Fra gli esponenti di spicco della scena prog sudamericana, ed Argentina in particolare, ci sono sicuramente i Nexus del keyboards-wizard Lalo Huber che, ora, non si accontenta più di suonare il suo castello di tastiere, ma diviene anche il vocalist principale della band (che agli esordi vedeva impegnata la brava Mariela Gonzales). A parte l'ingresso del bassista Machy Madco, il gruppo è sempre composto, oltre che da Huber, da Carlos Lucena (chitarre e cori) e da Luis Nakamura (batteria e percussioni).
Sono passati ormai sei anni dal precedente “Perpetuum karma“ (a parere di chi scrive il loro vertice compositivo) ma questo “Aire” ce li consegna sicuramente piuttosto ispirati.
I brani (10) sono più concisi (non corti...), non ci sono le due o tre suite che avevano costituito l'ossatura del predecessore, ma per il resto il sound è Nexus al 100%.

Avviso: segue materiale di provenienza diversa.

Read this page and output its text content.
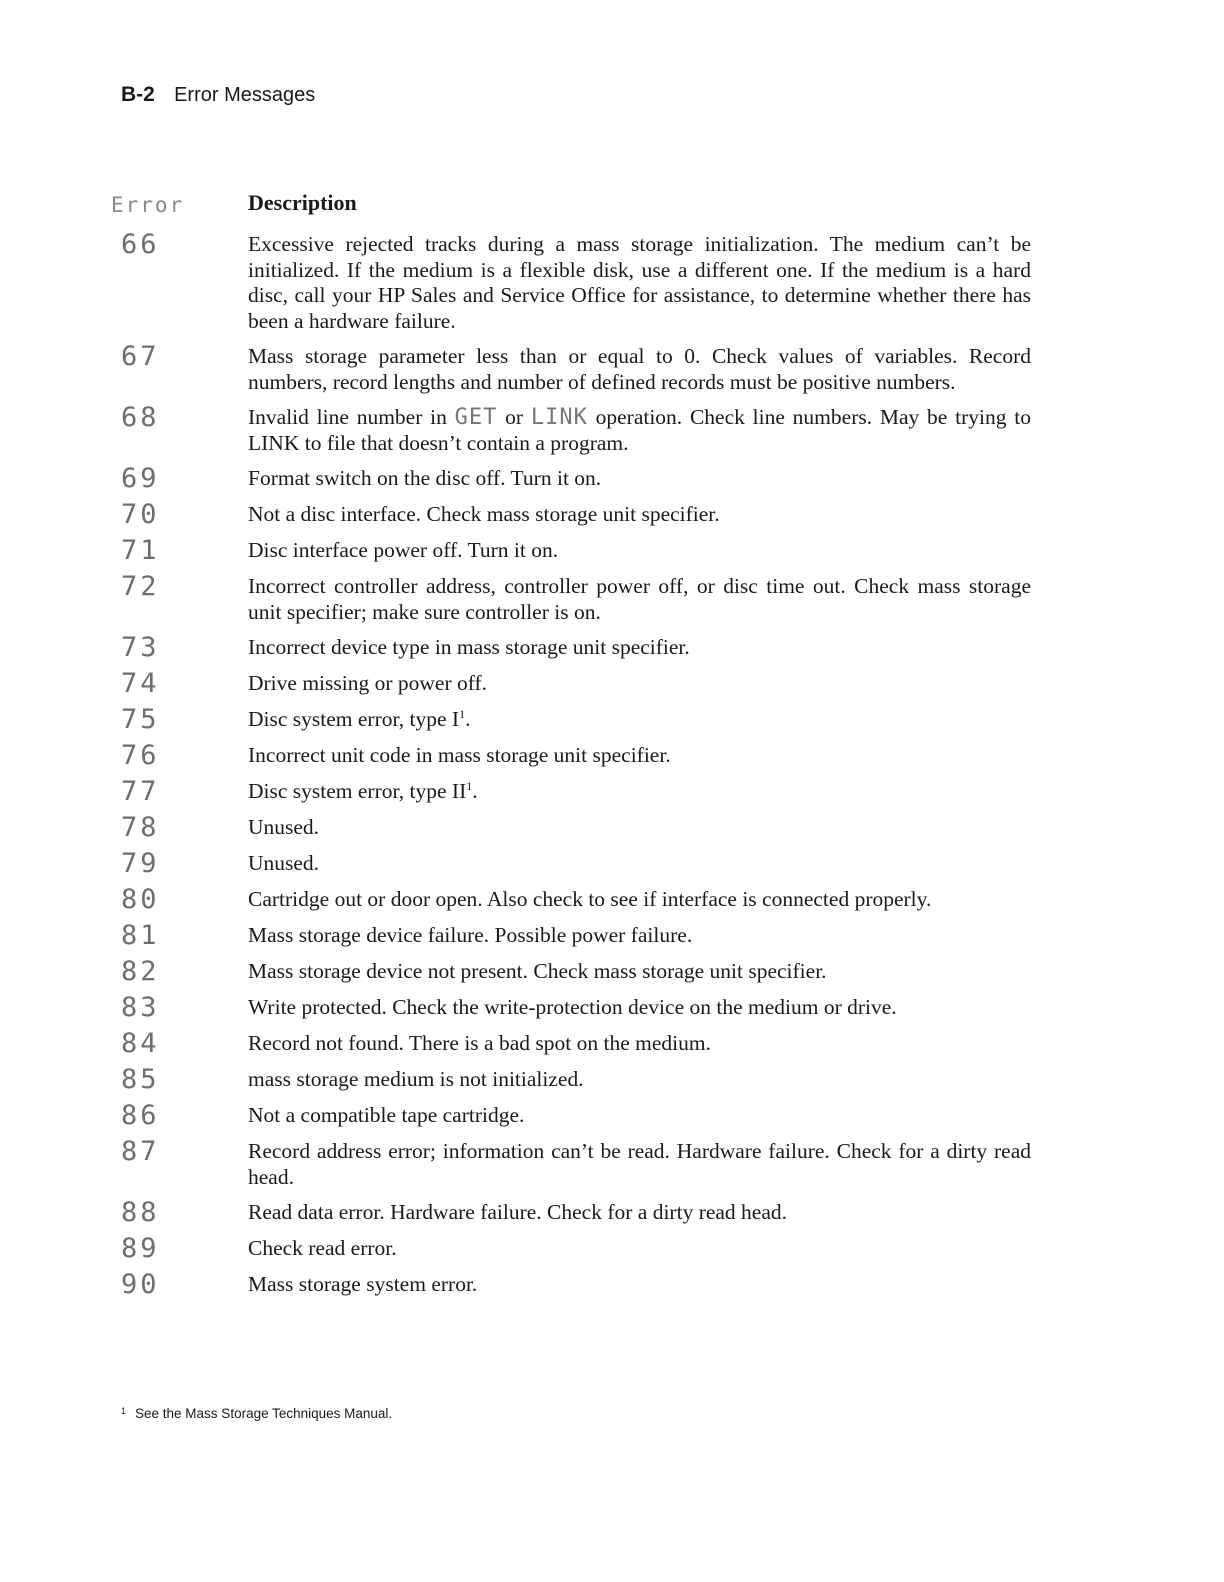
B-2 Error Messages
Error	Description
66	Excessive rejected tracks during a mass storage initialization. The medium can’t be initialized. If the medium is a flexible disk, use a different one. If the medium is a hard disc, call your HP Sales and Service Office for assistance, to determine whether there has been a hardware failure.
67	Mass storage parameter less than or equal to 0. Check values of variables. Record numbers, record lengths and number of defined records must be positive numbers.
68	Invalid line number in GET or LINK operation. Check line numbers. May be trying to LINK to file that doesn’t contain a program.
69	Format switch on the disc off. Turn it on.
70	Not a disc interface. Check mass storage unit specifier.
71	Disc interface power off. Turn it on.
72	Incorrect controller address, controller power off, or disc time out. Check mass storage unit specifier; make sure controller is on.
73	Incorrect device type in mass storage unit specifier.
74	Drive missing or power off.
75	Disc system error, type $I^1$.
76	Incorrect unit code in mass storage unit specifier.
77	Disc system error, type $II^1$.
78	Unused.
79	Unused.
80	Cartridge out or door open. Also check to see if interface is connected properly.
81	Mass storage device failure. Possible power failure.
82	Mass storage device not present. Check mass storage unit specifier.
83	Write protected. Check the write-protection device on the medium or drive.
84	Record not found. There is a bad spot on the medium.
85	mass storage medium is not initialized.
86	Not a compatible tape cartridge.
87	Record address error; information can’t be read. Hardware failure. Check for a dirty read head.
88	Read data error. Hardware failure. Check for a dirty read head.
89	Check read error.
90	Mass storage system error.
$^1$ See the Mass Storage Techniques Manual.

Tastierista estroso e dal gusto melodico molto spiccato, Huber non disdegna il colpo ad effetto, ma più spesso i suoi tasti d'avorio, seppur debordanti, sono al servizio della funzionalità del brano e non mero esercizio di stile fine a se stesso.
Certamente Huber conosce (ed ama...) Wakeman ed Emerson e queste influenze sono facilmente riscontrabili in “Aire”, ma pare proprio che dei due mostri sacri abbia saputo cogliere l'essenza evitandone l'impronta kitsch che spesso li ha contraddistinti.
L'anima più vicina agli Yes si avverte in brani come “Espejismo”, nella delicata “Rey de piedra” ed ancora in “El fuego de la ciudad” ma, è bene sottolinearlo, il tutto è filtrato con la sensibilità melodica tipica di molte band dell'America Latina. Più vicini alle esperienze del famoso “power trio” inglese sono invece “El Mesìas” e “La corte final”.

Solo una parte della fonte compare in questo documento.